There’s a difference in rural versus urban. I grew up in Sioux City - and it was urban (by Iowa’s standards). Because I grew up in the city, I didn’t do farm stuff, I wasn’t part of 4-H … I don’t get “fairs.” My school’s enrollment was about 1500 students … it was different from what I’ve lived for the past 3 decades.
I asked my dad once about his church in Sioux City. He said that his church also served as his “community” - his friends were there and that is where he found his village. Because of this, the idea or concept of a village to me has a bigger, deeper meaning.
When I came to the small communities - I saw and felt something different than I saw growing up. I think growing up in the city was awesome … but it was dependent upon where you found your village. Unless you have a church or something to bind you to others (club, VFW, etc.), you probably didn’t run into or see the same people often. Quint Studer - a service guru and a person I hold in high regard - used to talk about small hospitals. He’d say that in the big Chicago hospitals he used to work at - if someone got let go (fired) he’d never see them again. In a small town, you see them at the grocery store, the football game, the pew over at church … it’s a lot harder, he’d say.
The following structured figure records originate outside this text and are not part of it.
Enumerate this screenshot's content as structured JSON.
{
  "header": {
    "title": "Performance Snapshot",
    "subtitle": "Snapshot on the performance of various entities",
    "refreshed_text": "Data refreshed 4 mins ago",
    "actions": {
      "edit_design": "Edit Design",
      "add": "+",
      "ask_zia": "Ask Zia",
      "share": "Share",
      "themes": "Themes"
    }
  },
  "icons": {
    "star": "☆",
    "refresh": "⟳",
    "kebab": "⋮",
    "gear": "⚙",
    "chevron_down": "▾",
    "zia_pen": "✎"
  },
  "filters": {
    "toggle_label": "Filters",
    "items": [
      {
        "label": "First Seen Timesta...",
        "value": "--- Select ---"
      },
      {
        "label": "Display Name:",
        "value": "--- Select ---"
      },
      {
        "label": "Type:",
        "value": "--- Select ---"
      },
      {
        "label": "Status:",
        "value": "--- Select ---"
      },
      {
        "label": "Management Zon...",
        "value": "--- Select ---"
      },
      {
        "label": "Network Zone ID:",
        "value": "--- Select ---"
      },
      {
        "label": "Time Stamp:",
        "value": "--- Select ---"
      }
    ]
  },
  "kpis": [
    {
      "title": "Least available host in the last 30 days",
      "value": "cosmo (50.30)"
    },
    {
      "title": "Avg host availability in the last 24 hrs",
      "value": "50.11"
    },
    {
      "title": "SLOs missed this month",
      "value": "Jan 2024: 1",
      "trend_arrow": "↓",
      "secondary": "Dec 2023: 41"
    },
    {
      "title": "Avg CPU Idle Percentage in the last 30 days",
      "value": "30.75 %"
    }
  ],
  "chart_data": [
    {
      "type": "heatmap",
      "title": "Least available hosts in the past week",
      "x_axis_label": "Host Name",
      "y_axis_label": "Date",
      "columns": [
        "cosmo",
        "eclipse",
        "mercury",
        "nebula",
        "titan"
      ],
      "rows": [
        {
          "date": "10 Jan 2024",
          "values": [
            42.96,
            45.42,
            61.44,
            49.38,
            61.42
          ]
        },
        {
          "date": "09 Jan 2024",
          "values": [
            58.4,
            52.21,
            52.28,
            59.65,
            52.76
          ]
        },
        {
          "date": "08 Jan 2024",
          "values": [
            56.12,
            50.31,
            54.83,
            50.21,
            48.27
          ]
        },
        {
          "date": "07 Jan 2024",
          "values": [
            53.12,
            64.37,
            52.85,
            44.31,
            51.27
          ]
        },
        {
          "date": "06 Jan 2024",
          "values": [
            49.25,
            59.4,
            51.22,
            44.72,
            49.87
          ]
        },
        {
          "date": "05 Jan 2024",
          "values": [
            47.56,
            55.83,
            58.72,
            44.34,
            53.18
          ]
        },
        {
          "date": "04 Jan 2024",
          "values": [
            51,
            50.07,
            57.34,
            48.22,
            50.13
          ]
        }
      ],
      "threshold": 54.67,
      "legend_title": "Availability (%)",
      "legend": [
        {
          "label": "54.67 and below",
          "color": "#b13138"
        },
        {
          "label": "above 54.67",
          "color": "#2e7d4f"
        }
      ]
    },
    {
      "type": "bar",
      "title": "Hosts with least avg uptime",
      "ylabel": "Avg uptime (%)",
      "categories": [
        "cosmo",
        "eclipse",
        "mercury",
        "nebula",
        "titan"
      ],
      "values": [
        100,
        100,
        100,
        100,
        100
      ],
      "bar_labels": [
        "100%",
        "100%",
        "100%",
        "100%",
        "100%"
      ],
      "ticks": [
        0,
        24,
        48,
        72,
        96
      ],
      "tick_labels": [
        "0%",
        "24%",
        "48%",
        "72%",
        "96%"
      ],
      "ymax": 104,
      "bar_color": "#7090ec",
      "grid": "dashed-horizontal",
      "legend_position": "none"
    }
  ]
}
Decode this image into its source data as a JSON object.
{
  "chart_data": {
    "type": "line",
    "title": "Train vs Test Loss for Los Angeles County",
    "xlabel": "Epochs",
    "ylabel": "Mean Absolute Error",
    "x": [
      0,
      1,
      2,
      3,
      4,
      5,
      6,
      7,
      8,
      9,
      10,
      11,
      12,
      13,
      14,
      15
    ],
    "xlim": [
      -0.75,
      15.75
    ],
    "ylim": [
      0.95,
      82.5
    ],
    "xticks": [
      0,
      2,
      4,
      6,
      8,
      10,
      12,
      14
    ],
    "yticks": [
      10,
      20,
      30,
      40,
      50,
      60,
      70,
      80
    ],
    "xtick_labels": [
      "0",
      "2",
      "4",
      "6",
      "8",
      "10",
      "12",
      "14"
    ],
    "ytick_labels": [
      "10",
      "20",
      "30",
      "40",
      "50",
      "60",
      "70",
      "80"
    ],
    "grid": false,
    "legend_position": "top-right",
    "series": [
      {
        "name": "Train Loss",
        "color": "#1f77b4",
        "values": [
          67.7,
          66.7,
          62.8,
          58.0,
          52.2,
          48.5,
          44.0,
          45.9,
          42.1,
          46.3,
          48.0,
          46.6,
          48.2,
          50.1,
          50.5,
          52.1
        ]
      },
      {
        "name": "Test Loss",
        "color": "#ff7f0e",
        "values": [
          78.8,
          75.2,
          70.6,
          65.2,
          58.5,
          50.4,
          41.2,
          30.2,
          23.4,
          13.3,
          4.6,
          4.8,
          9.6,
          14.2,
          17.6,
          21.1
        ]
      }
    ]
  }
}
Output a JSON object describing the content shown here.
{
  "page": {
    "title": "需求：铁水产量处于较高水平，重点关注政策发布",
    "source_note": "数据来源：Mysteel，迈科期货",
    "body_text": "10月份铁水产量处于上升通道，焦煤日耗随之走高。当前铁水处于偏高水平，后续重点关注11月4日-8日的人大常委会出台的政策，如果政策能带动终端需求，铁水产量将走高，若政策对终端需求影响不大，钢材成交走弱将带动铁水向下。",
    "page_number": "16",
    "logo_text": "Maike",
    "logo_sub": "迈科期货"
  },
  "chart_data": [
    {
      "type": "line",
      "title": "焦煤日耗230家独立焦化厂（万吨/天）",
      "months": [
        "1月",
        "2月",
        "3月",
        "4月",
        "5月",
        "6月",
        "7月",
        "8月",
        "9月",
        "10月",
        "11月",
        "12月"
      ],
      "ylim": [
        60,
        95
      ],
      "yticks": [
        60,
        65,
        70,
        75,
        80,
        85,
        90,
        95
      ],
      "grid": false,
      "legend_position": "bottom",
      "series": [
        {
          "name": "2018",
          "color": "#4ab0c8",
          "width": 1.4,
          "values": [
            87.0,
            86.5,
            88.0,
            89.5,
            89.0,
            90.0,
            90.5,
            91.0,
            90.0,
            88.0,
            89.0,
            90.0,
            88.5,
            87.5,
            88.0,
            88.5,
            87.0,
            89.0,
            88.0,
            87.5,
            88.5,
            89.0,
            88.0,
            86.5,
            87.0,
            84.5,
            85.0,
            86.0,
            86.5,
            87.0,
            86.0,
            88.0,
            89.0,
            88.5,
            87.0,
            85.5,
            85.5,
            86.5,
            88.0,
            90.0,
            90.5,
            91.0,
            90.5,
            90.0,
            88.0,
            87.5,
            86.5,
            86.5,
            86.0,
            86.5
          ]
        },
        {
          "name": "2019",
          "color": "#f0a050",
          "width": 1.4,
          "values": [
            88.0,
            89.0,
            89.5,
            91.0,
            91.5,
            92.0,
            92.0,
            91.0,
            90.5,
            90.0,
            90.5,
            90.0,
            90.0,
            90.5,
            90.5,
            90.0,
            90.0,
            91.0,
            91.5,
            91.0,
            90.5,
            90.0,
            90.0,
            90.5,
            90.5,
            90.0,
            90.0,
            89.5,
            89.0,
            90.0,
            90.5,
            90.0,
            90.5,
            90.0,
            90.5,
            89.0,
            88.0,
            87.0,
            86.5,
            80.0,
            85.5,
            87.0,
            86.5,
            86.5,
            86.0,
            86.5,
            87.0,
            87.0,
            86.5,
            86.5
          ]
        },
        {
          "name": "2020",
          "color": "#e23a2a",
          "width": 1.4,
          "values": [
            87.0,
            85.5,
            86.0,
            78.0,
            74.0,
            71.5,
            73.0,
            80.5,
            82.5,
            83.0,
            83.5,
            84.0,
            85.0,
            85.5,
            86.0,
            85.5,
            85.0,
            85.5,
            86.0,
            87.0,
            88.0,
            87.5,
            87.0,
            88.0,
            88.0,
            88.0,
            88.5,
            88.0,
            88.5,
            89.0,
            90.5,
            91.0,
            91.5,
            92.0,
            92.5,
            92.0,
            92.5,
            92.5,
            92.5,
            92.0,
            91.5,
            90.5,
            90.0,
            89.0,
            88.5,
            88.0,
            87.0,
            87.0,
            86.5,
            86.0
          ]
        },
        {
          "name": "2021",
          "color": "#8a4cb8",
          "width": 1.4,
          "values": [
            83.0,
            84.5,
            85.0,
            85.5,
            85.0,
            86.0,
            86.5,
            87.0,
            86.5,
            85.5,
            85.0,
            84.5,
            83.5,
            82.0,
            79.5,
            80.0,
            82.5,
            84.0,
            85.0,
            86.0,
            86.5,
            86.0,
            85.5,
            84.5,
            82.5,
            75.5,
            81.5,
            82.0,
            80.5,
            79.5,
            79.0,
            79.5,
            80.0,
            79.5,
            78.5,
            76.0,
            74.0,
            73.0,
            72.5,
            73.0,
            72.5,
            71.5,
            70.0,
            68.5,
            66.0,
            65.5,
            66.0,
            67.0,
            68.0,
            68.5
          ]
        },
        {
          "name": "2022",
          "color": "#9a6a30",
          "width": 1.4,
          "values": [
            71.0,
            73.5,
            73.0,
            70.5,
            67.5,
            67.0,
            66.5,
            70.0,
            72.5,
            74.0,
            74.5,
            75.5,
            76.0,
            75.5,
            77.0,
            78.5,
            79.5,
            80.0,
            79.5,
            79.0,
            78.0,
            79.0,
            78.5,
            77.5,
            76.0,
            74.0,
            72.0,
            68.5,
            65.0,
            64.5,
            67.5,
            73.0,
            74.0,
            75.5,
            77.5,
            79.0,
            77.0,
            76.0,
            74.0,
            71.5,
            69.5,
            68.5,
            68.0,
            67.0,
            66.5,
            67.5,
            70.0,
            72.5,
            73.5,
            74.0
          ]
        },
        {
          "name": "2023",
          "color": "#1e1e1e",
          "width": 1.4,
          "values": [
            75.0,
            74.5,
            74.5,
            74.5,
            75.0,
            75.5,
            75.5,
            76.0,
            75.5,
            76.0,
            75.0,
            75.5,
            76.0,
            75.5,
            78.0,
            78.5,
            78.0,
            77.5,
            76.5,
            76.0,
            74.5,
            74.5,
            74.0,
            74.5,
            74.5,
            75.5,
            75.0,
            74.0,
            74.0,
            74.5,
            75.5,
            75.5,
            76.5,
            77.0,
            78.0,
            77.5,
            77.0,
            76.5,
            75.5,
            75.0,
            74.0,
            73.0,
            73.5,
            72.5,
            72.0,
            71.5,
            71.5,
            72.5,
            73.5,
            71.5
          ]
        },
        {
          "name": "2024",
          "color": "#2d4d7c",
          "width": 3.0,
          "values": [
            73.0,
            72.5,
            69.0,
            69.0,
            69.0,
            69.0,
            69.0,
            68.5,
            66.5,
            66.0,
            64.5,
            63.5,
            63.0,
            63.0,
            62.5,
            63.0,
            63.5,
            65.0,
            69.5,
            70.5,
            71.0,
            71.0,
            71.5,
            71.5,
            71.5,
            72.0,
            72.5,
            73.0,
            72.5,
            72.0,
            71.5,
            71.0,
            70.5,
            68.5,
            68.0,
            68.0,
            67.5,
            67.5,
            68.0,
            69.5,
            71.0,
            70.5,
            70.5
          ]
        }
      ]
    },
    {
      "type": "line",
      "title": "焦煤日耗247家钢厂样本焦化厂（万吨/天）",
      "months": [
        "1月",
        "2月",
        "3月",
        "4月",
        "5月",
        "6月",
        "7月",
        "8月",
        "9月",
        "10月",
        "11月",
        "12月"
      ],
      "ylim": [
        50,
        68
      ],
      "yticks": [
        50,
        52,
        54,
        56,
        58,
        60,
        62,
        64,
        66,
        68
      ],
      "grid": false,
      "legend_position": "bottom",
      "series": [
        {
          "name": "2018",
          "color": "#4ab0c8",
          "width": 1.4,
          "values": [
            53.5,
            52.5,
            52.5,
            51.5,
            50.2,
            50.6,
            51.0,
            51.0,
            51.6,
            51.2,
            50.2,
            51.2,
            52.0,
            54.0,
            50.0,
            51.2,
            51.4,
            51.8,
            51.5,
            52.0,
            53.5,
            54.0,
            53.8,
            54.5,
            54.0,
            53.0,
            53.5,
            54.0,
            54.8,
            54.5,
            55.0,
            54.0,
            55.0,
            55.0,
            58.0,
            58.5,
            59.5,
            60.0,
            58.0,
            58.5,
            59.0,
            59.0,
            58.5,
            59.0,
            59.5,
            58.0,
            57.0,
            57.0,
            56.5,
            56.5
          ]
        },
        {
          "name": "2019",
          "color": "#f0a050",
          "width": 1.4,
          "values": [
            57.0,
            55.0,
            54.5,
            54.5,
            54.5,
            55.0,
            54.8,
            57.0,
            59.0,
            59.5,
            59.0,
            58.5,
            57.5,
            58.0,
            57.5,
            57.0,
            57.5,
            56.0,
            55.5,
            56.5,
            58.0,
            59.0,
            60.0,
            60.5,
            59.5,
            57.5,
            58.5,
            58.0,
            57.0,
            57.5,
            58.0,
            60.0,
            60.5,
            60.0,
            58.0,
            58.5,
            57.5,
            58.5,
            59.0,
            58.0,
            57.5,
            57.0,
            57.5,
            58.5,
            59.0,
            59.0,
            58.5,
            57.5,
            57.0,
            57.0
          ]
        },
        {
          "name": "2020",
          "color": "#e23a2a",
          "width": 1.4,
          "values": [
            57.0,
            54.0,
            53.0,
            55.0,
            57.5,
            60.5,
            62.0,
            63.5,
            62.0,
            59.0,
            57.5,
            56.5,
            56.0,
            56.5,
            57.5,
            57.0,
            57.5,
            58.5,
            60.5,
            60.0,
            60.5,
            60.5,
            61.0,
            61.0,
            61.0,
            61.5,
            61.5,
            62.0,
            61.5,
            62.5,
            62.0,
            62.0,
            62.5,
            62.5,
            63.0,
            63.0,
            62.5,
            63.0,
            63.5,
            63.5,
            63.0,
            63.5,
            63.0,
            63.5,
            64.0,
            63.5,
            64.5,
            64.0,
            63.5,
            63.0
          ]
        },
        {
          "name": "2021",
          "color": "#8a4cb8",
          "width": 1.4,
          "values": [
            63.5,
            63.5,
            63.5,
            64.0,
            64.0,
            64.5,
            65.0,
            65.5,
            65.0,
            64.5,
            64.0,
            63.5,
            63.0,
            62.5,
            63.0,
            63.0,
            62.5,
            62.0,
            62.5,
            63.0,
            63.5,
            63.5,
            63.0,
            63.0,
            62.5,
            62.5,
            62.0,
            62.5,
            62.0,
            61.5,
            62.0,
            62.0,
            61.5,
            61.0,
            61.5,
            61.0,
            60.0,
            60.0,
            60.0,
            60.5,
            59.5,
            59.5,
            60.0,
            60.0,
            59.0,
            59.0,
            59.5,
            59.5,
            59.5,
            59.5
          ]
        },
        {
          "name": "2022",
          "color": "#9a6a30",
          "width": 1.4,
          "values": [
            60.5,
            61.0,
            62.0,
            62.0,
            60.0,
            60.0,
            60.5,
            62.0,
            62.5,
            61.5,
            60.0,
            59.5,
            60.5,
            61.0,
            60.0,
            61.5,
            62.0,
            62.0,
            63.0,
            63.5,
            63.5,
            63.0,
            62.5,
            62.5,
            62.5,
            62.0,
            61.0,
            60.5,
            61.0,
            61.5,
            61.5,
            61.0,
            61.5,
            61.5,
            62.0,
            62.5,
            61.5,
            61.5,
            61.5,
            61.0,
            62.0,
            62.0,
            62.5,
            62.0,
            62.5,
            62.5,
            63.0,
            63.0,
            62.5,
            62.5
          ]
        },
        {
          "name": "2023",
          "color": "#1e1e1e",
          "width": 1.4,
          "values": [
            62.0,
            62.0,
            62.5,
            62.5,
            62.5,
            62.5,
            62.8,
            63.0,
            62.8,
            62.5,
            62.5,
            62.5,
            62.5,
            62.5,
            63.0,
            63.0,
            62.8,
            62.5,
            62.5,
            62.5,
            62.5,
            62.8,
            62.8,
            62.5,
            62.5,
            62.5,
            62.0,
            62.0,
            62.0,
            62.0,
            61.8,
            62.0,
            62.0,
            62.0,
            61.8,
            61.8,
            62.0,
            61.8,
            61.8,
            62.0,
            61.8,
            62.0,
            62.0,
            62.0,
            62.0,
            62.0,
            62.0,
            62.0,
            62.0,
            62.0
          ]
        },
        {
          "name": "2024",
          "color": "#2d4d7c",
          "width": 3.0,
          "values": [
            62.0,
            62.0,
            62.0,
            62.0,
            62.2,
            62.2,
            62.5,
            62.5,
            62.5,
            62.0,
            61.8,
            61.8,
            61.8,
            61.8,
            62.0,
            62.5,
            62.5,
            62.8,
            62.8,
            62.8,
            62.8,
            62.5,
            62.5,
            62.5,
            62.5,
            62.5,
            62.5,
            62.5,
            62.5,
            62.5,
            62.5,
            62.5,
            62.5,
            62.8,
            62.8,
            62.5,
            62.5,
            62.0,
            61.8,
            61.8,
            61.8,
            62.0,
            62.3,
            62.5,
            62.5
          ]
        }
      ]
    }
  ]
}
Like it or not - we are in this together. Our small communities both define us and protect us. When I look back and remember how I regarded Sioux City and now Des Moines - I’m happy to get new restaurants/businesses/hospitals/parks, but I don’t remember giving my input. I don’t think that my opinion really mattered or matters in the big city as to what the future for it looks like. Not so in the small town. Same with raising families - our smaller communities collectively nurture and grow our future.
“Rural” is caring. “Rural” is community. “Rural” life sometimes doesn’t ask for participation - it demands it and, even though it may look and feel like an intrusion, we are better for it. The concern is genuine and pure, and I thank God for it everyday.